On 18 November, the Airborne Brigade set up its forward command post at the Duc Co camp alongside the five Airborne Battalions. From 1500H to 1600H, the 52nd Aviation comprising ten UH1Ds, twelve UH1Bs and eleven UH1Bs (A), reinforced by twenty UH1Ds and six UH1Bs (A) from the 229th Avn Bn, 1st Air Cav Div helilifted 1,500 troops of the 3rd, 5th and 6th Airborne Battalions from Duc Co to landing zone YA 841092. During the day, B-52 bombers continued carpet bombing the Chu Pong-Ia Drang complex.

On 19 November, in the morning, the 3rd and 6th Airborne swept the areas marching in two parallel prongs toward Plei The. B-52 bombers continued carpet bombing the Chu Pong-Ia Drang complex.

On 20 November, by noon the 3rd Battalion veered down toward the position of the 6th Battalion at YA 805080. At 1440H, the NVA 634th Battalion marched into the ambush site. Nearly 200 VC were killed in this ambush. Around 16:00H, the 3rd, 5th and 6th Battalions were ordered to march toward an assembly area located at YA822075. At 1745H, the 8th Airborne Battalion was helilifted to this spot to secure it. During the day, B-52 bombers continued carpet bombing the Chu Pong-Ia Drang complex.

On 22 November, at 11:00H, the 2nd Battalion and the 7th Battalion were helilifted to the assembly area where the 3rd, 5th and 6th Battalions closed in at 13:50H.

On 23 November, the Airborne Brigade planned an ambush for the following morning. 75 VC were killed and 58 weapons were captured in this ambush.

On 26 November, witnessing no further contact, the ARVN Airborne Brigade withdrew from the area.

==Results==
ARVN II Corps recapitulated the NVA losses as following:

– Phase I: 220 KIA(BC), 228 KIA(est), 115 WIA, 6 CIA, 24 weapons (crew served), 81 weapons(individual).

– Phase II: 1515 KIA(BC), 2042 KIA(est), 1178 WIA, 163 CIA, 126 weapons (crew served), 897 weapons(individual).

– Phase III: 265 KIA(BC), n/a KIA(est), n/a WIA, 10 CIA, 19 weapons (crew served), 49 weapons(individual).

– Total: 4,254 KIA(BC), 2,270 KIA(est), 1293 WIA, 179 CIA, 169 weapons (crew served), 1,027 weapons(individual).

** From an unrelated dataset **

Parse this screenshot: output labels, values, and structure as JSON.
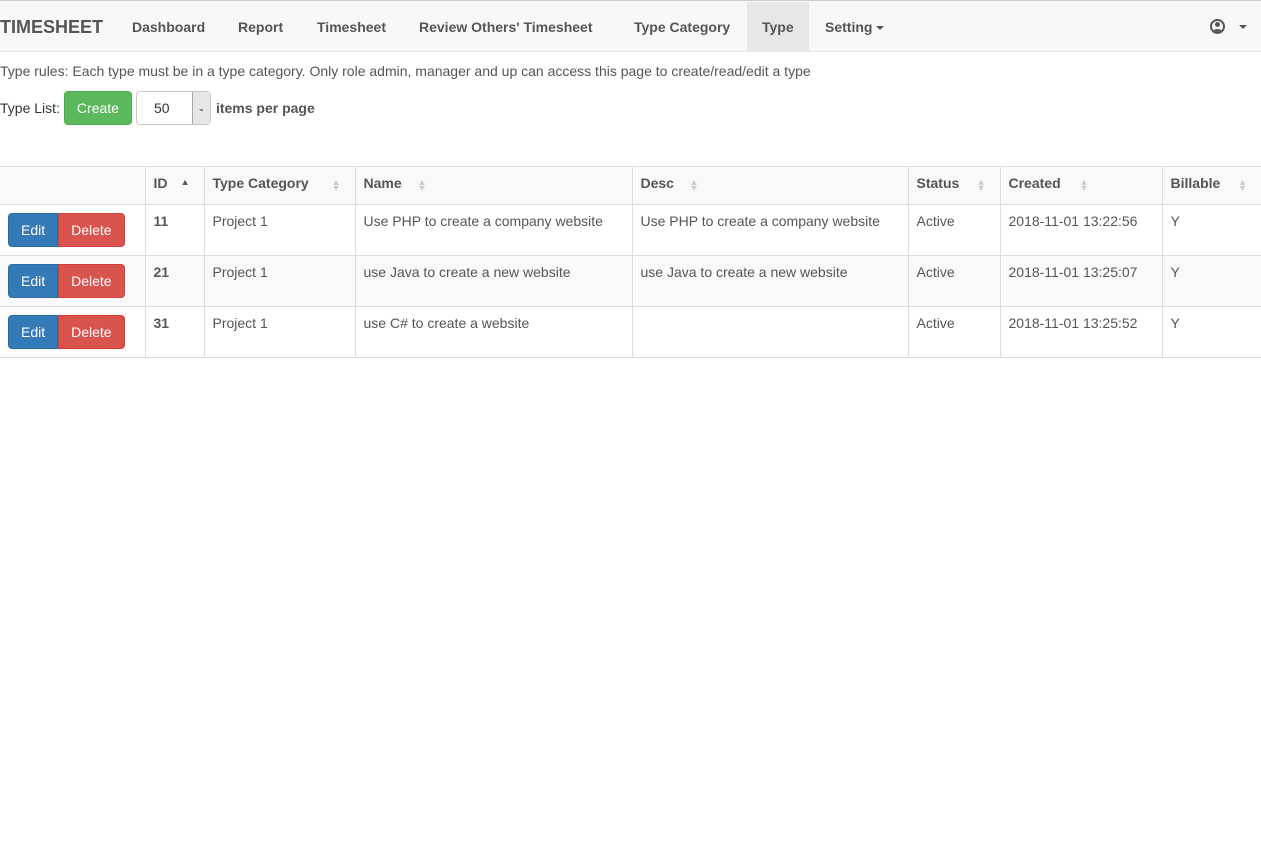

NVA casualty figures advanced by II Corps Command were relied especially on NVA regimental command posts' own loss reports, intercepted by ARVN radio listening stations. Furthermore, they include NVA troop casualties caused by the 5 day Arc Light airstrike that the NVA and US sides fail to take into account.

Note: Each of the three NVA regiments had a total of 2,200 soldiers comprising: 1st Bn 500, 2nd Bn 500, 3rd Bn 500, Mortar Co 150, Anti-Aircraft Co 150, Signal Co 120, Transportation Co 150, Medical Co 40, Engineer Co 60, Recon Co 50.

The campaign achieved its mission of destroying the B3 Field Front's stronghold located in the Chu Pong-Ia Drang complex and wiping out its entire three regimental forces.
However, the sanctuaries established in the Cambodian territory provided a safe haven to the B3 Field Front Forces. The three torn off NVA regiments were replaced by new contingents infiltrated from the North and the B3 Field Front was renamed as the NVA Lê Lợi Division Headquarters. It resumed its activities across the border in April 1966.